Na mesma linha, Manuel Delgado, presidente da Associação Portuguesa de Administradores Hospitalares (APAH), considerou à agência Lusa que a existência deste tipo de consultas vai "fazer com que saiam dos hospitais os doentes mais velhos e com menos possibilidades financeiras, e fiquem os com problemas menos graves, e mais novos, que podem pagar". Em seu entender, "obter rendimentos sem pôr em causa o serviço público só seria possível se existisse uma capacidade instalada superior às necessidades".

"Isto vem no seguimento da própria desnatação [preferência pelos casos clínicos mais fáceis] que as seguradoras usam", adiantou o responsável da APAH, pois "quem tem seguros de saúde tem-nos para coisas pequenas": "Não há [seguros] para problemas de saúde catastróficos", acrescentou.
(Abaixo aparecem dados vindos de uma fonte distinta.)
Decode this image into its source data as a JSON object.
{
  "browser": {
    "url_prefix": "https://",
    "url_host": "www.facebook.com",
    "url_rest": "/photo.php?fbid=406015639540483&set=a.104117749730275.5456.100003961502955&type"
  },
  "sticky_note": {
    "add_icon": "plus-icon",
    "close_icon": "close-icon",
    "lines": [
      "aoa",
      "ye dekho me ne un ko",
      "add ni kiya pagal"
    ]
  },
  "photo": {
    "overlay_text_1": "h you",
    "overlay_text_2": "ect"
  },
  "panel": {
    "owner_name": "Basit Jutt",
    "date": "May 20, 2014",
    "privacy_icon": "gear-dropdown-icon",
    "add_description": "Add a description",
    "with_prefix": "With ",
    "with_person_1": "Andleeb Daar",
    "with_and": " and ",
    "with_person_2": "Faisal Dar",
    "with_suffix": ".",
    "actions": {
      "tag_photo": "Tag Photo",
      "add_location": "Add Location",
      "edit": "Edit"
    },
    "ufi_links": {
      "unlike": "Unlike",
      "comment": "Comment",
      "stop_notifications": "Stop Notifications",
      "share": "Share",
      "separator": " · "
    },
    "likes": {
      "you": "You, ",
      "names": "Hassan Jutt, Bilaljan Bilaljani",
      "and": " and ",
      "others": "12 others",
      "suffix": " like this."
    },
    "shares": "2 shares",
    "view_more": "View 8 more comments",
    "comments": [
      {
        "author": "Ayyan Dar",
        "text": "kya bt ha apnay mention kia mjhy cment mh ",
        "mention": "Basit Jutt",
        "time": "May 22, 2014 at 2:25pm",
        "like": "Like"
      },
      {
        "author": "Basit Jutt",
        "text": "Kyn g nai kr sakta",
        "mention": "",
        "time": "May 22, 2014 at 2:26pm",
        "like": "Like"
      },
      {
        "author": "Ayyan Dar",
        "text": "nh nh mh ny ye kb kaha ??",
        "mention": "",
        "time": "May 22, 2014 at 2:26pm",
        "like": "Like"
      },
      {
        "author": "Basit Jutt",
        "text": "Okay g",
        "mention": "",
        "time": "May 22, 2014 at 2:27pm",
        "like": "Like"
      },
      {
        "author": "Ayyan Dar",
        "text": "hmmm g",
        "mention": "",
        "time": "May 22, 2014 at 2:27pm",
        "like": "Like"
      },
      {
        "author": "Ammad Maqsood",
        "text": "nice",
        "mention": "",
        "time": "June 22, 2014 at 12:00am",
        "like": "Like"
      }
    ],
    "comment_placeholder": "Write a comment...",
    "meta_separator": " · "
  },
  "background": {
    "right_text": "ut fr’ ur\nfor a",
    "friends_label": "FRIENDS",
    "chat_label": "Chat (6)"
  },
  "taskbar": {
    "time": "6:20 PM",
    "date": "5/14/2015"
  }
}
Posição diametralmente oposta foi defendida pelo presidente do Conselho de Administração do Instituto Português de Oncologia (IPO) do Porto, Artur Osório, para quem a prestação de cuidados de saúde com entidades privadas está prevista na lei e "não implica qualquer discriminação de doentes". Citado pelo "Portugal Diário", Artur Osório admite até a possibilidade de instituir um sistema idêntico no IPO, mediante o aluguer das salas e equipamentos aos médicos. Estas consultas privadas seriam prestadas fora do horário normal de serviço ou por médicos especialmente contratados para o efeito.

Ministro garante equidade

O ministro da Saúde rejeitou ontem que os hospitais transformados em sociedades anónimas venham a privilegiar as seguradoras e afirmou que os acordos com outras entidades "nunca podem por em causa a equidade de acesso" aos serviços públicos.
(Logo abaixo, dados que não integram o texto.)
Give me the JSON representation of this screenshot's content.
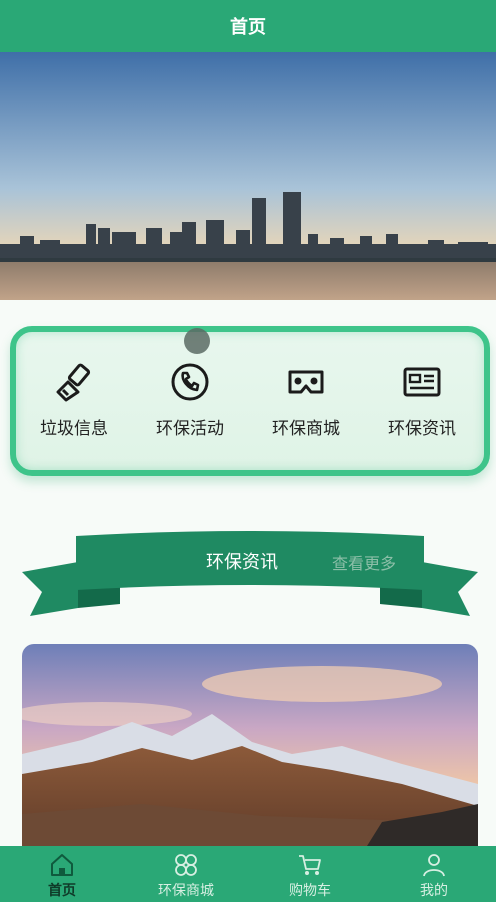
{
  "header": {
    "title": "首页"
  },
  "quick_entries": [
    {
      "label": "垃圾信息",
      "icon": "brush-icon"
    },
    {
      "label": "环保活动",
      "icon": "phone-icon"
    },
    {
      "label": "环保商城",
      "icon": "vr-glasses-icon"
    },
    {
      "label": "环保资讯",
      "icon": "id-card-icon"
    }
  ],
  "news_section": {
    "title": "环保资讯",
    "more_label": "查看更多"
  },
  "tabbar": [
    {
      "label": "首页",
      "icon": "home-icon",
      "active": true
    },
    {
      "label": "环保商城",
      "icon": "grid-icon",
      "active": false
    },
    {
      "label": "购物车",
      "icon": "cart-icon",
      "active": false
    },
    {
      "label": "我的",
      "icon": "user-icon",
      "active": false
    }
  ],
  "colors": {
    "primary": "#2aa876",
    "accent": "#3ec48a",
    "ribbon": "#1f8a62"
  }
}
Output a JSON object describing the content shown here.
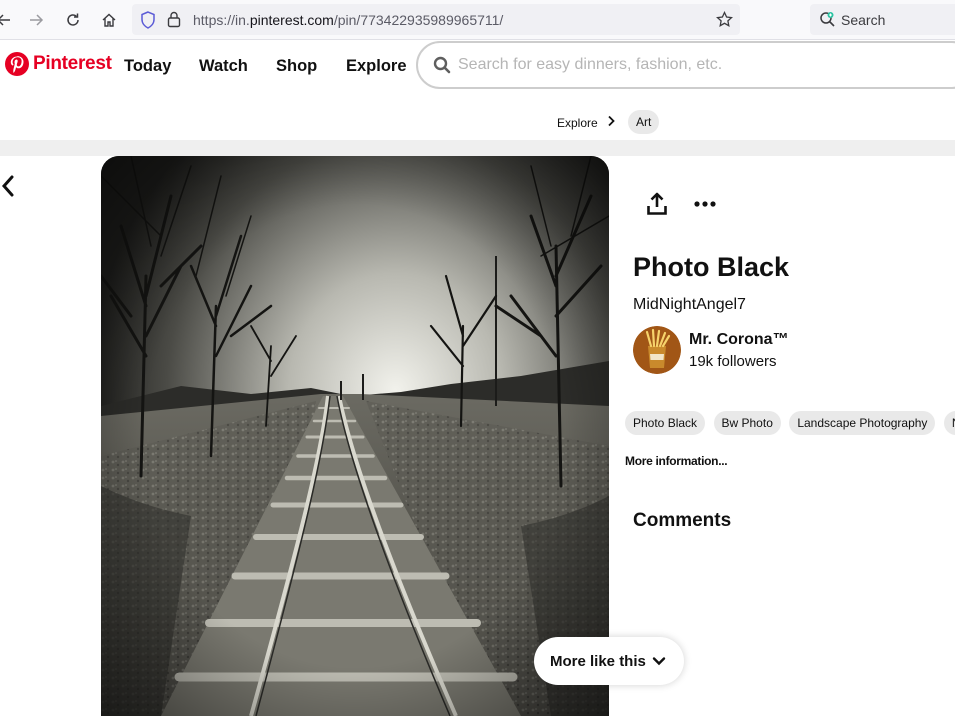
{
  "browser": {
    "url_prefix": "https://in.",
    "url_domain": "pinterest.com",
    "url_path": "/pin/773422935989965711/",
    "search_label": "Search"
  },
  "header": {
    "logo_text": "Pinterest",
    "nav": [
      "Today",
      "Watch",
      "Shop",
      "Explore"
    ],
    "search_placeholder": "Search for easy dinners, fashion, etc.",
    "brand_color": "#e60023"
  },
  "breadcrumb": {
    "items": [
      "Explore",
      "Art"
    ]
  },
  "pin": {
    "title": "Photo Black",
    "source": "MidNightAngel7",
    "creator": {
      "name": "Mr. Corona™",
      "followers": "19k followers"
    },
    "tags": [
      "Photo Black",
      "Bw Photo",
      "Landscape Photography",
      "Nature"
    ],
    "more_info": "More information...",
    "comments_heading": "Comments",
    "more_like_this": "More like this"
  },
  "icons": {
    "share": "share-icon",
    "more": "ellipsis-icon",
    "back": "chevron-left-icon"
  }
}
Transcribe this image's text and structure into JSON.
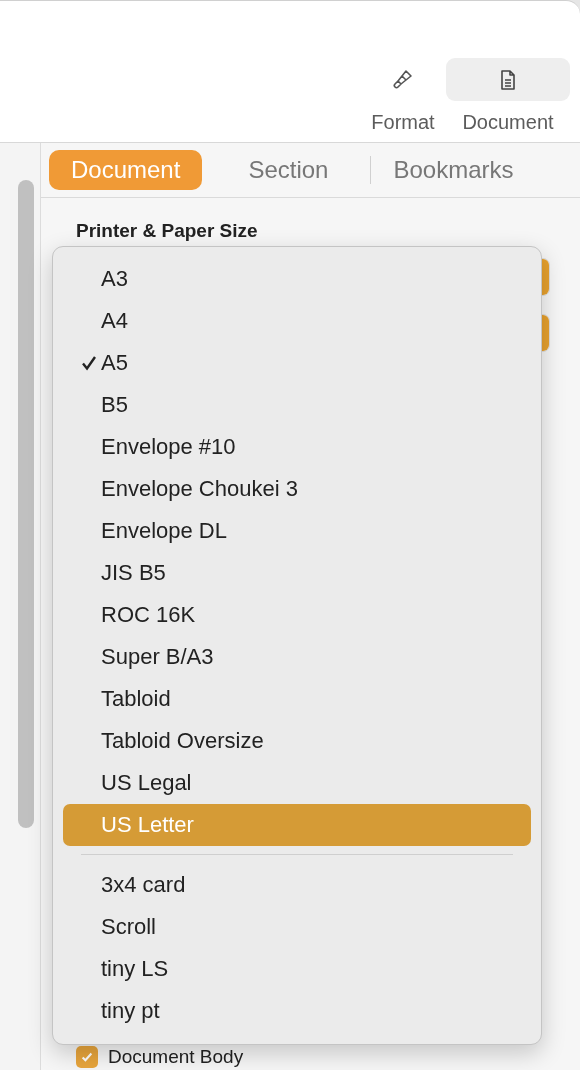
{
  "toolbar": {
    "buttons": [
      {
        "label": "Format",
        "selected": false
      },
      {
        "label": "Document",
        "selected": true
      }
    ]
  },
  "inspector": {
    "tabs": [
      {
        "label": "Document",
        "selected": true
      },
      {
        "label": "Section",
        "selected": false
      },
      {
        "label": "Bookmarks",
        "selected": false
      }
    ],
    "section_title": "Printer & Paper Size",
    "checkbox": {
      "label": "Document Body",
      "checked": true
    }
  },
  "paper_size_menu": {
    "groups": [
      [
        {
          "label": "A3",
          "checked": false,
          "highlighted": false
        },
        {
          "label": "A4",
          "checked": false,
          "highlighted": false
        },
        {
          "label": "A5",
          "checked": true,
          "highlighted": false
        },
        {
          "label": "B5",
          "checked": false,
          "highlighted": false
        },
        {
          "label": "Envelope #10",
          "checked": false,
          "highlighted": false
        },
        {
          "label": "Envelope Choukei 3",
          "checked": false,
          "highlighted": false
        },
        {
          "label": "Envelope DL",
          "checked": false,
          "highlighted": false
        },
        {
          "label": "JIS B5",
          "checked": false,
          "highlighted": false
        },
        {
          "label": "ROC 16K",
          "checked": false,
          "highlighted": false
        },
        {
          "label": "Super B/A3",
          "checked": false,
          "highlighted": false
        },
        {
          "label": "Tabloid",
          "checked": false,
          "highlighted": false
        },
        {
          "label": "Tabloid Oversize",
          "checked": false,
          "highlighted": false
        },
        {
          "label": "US Legal",
          "checked": false,
          "highlighted": false
        },
        {
          "label": "US Letter",
          "checked": false,
          "highlighted": true
        }
      ],
      [
        {
          "label": "3x4 card",
          "checked": false,
          "highlighted": false
        },
        {
          "label": "Scroll",
          "checked": false,
          "highlighted": false
        },
        {
          "label": "tiny LS",
          "checked": false,
          "highlighted": false
        },
        {
          "label": "tiny pt",
          "checked": false,
          "highlighted": false
        }
      ]
    ]
  }
}
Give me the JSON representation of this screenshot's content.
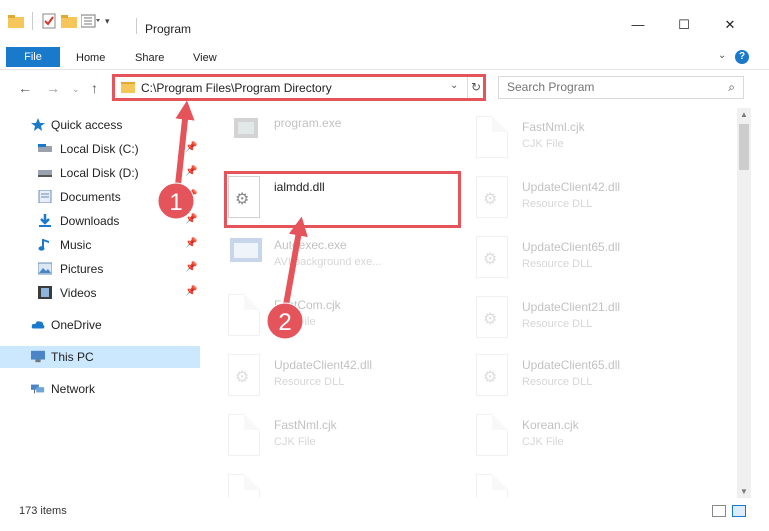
{
  "window": {
    "title": "Program",
    "minimize_glyph": "—",
    "maximize_glyph": "☐",
    "close_glyph": "✕"
  },
  "ribbon": {
    "file": "File",
    "home": "Home",
    "share": "Share",
    "view": "View",
    "help": "?"
  },
  "address": {
    "path": "C:\\Program Files\\Program Directory",
    "search_placeholder": "Search Program"
  },
  "sidebar": {
    "items": [
      {
        "label": "Quick access",
        "icon": "star-icon"
      },
      {
        "label": "Local Disk (C:)",
        "icon": "drive-icon"
      },
      {
        "label": "Local Disk (D:)",
        "icon": "drive-icon"
      },
      {
        "label": "Documents",
        "icon": "documents-icon"
      },
      {
        "label": "Downloads",
        "icon": "download-arrow-icon"
      },
      {
        "label": "Music",
        "icon": "music-note-icon"
      },
      {
        "label": "Pictures",
        "icon": "pictures-icon"
      },
      {
        "label": "Videos",
        "icon": "film-icon"
      },
      {
        "label": "OneDrive",
        "icon": "cloud-icon"
      },
      {
        "label": "This PC",
        "icon": "monitor-icon"
      },
      {
        "label": "Network",
        "icon": "network-icon"
      }
    ]
  },
  "files": {
    "program_exe": {
      "name": "program.exe",
      "desc": ""
    },
    "ialmdd": {
      "name": "ialmdd.dll",
      "desc": ""
    },
    "autoexec": {
      "name": "Autoexec.exe",
      "desc": "AVI background exe..."
    },
    "fastcom": {
      "name": "FastCom.cjk",
      "desc": "CJK File"
    },
    "update42_left": {
      "name": "UpdateClient42.dll",
      "desc": "Resource DLL"
    },
    "fastnml_left": {
      "name": "FastNml.cjk",
      "desc": "CJK File"
    },
    "fastnml_right": {
      "name": "FastNml.cjk",
      "desc": "CJK File"
    },
    "update42_right": {
      "name": "UpdateClient42.dll",
      "desc": "Resource DLL"
    },
    "update65_a": {
      "name": "UpdateClient65.dll",
      "desc": "Resource DLL"
    },
    "update21": {
      "name": "UpdateClient21.dll",
      "desc": "Resource DLL"
    },
    "update65_b": {
      "name": "UpdateClient65.dll",
      "desc": "Resource DLL"
    },
    "korean": {
      "name": "Korean.cjk",
      "desc": "CJK File"
    }
  },
  "status": {
    "count": "173 items"
  },
  "annotations": {
    "step1": "1",
    "step2": "2",
    "color": "#e5545b"
  }
}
Em comunicado divulgado ao final do dia, Luís Filipe Pereira recorda ainda que a contratação de serviços entre as unidades do Serviço Nacional de Saúde (SNS) e entidades como seguradoras ou subsistemas é uma possibilidade permitida pela legislação desde 1999, e que ocorre já no Centro de Responsabilidade de Cirurgia Cárdio- Toráxica dos Hospitais da Universidade de Coimbra.